Yin didn't reply. Hei stared at her, wondering what she wanted. She'd been starting to act strangely lately, he'd noticed, but he'd thought very little of it. Of course, she wasn't exactly like other Dolls- she'd always been a little different.
Hei was distracted as a familiar scene unfolded in front of him: the same man who'd been with Juuzou that time atop the abandoned hotel was heading up the stairs, this time wearing- to Hei's surprise- one of the long white trench coats, spattered with blood and slightly torn.
Yukinori Shinohara glanced down at the butchered ghoul littered over the steps and frowned. He looked back up and jumped slightly as he noticed Hei stood defensively in his black coat, carabiner-ended wires coiled at his feet, and Yin poised with her delicate fingers reaching for Juuzou, her brows furrowed ever-so-slightly.
"You?" Shinohara exclaimed.
...
"Don't just run off on your own, Juuzou. Working as part of a team is an important skill to learn as an investigator, you know."
Shinohara was sat on a hospital bed, having just had a relatively small injury on his leg patched up; Juuzou was sat against the wall, carefully unpicking stiches in his hand. Shinohara winced as he glanced over at him. He understood that the body stitching was just a way for Juuzou to express himself without hurting himself, but it was still uncomfortable to watch.
He coughed. "It was strange, seeing that same guy on the roof again, wasn't it?"
"I thought he might have been a ghoul and so I followed him," Juuzou replied.
"And you're sure he wasn't? Who was the girl he was with?"
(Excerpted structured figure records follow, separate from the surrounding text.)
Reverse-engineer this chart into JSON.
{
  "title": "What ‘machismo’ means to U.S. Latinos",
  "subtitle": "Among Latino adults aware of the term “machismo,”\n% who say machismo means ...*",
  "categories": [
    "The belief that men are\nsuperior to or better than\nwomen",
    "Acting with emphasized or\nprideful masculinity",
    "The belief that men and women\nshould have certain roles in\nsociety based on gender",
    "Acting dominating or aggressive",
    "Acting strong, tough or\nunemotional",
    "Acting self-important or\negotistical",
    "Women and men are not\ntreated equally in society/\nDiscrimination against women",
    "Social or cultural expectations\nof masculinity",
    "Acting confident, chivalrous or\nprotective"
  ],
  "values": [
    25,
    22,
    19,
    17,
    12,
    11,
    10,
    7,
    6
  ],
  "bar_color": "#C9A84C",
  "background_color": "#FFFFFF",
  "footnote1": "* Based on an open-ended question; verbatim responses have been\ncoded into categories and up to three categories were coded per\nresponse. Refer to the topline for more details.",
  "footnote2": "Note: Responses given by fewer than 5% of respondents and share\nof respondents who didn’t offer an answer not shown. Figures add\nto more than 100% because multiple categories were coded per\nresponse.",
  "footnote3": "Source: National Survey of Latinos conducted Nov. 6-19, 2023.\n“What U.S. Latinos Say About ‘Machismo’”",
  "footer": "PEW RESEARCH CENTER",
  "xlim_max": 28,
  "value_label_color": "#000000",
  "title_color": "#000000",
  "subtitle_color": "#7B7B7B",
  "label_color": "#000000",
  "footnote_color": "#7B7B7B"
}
"He wasn't a ghoul, but..." Juuzou frowned, still concentrating on undoing the elaborate patterns cross-stitched on the back of his hand. "There was a ghoul there, and he electrocuted it."
"What? How?" Shinohara thought back to the roof, trying to remember if there had been any means of electricity up there at all. His memory was blurry as he had been tired out from the fighting, and his leg had been sore; he remembered the two of them- the one who had called himself Li and the girl- had disappeared off the side of the building and into the darkness as soon as they caught sight of him, and he remembered the battle in the Helter Skelter ending not long after that. It had been mostly a success, with a few ghouls that had been previously noted as dangerous either killed or sent to Cochlea, and no investigators had been killed. However, after catching sight of the man on the roof once again, Shinohara had been convinced there was something else going on, something they were missing. He hadn't spoken to anyone (except Juuzou, obviously) as he wasn't at all sure what he thought might be going on, but he had a feeling something wasn't quite right.
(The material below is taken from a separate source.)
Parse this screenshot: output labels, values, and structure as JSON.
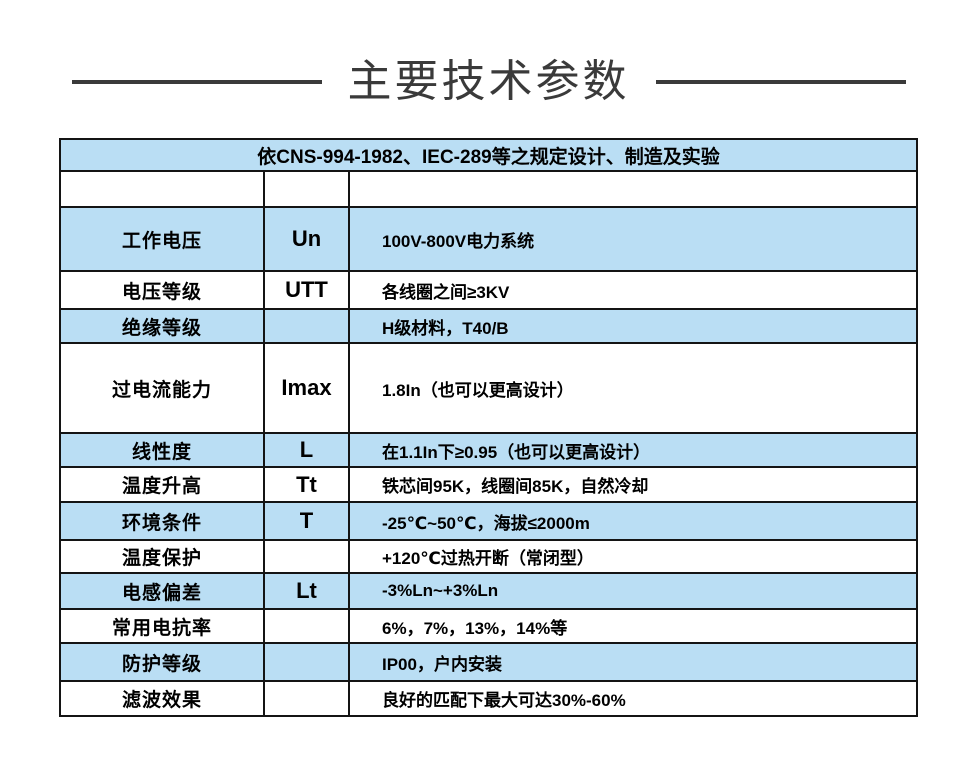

"He just touched its arm," Juuzou said, answering Shinohara's question as if he was excited to tell him about it, "and then there was all this electricity, and the ghoul fell off the roof!"
"That's... impossible..." Shinohara murmured, before shaking his head. "I don't know. You must have imagined it or something. But Juuzou, the most important thing is that you stick with the squad! If you run off like that again, they won't let you come anymore. In fact..."
Juuzou stopped paying attention, having decided he didn't feel like listening to anymore lecturing. He'd heard it from Marude and some other important investigators he didn't like ever since the raid at the Helter Skelter, and by this point had entirely lost what little interest he'd had in being talked at. Instead he focused on his stitching and let his mind wander. The man on the roof, he remembered, had introduced himself as Li something, but the girl with the strange eyes had been calling him Hei. And no matter what anyone said, he used nothing but his hand to electrocute a ghoul, causing it enough damage that it had fallen off of the roof. So while he definitely hadn't been a ghoul, Juuzou wondered if he was human, and if not what other kind of thing he might be.
Maybe there was more to it than just ghouls and humans, he thought.
Maybe there was something entirely different out there that nobody, not even the CCG, knew about. The thought of it sent a weird feeling down his spine, and he looked up through the window and at the sprawling city outside with wide, wondering eyes.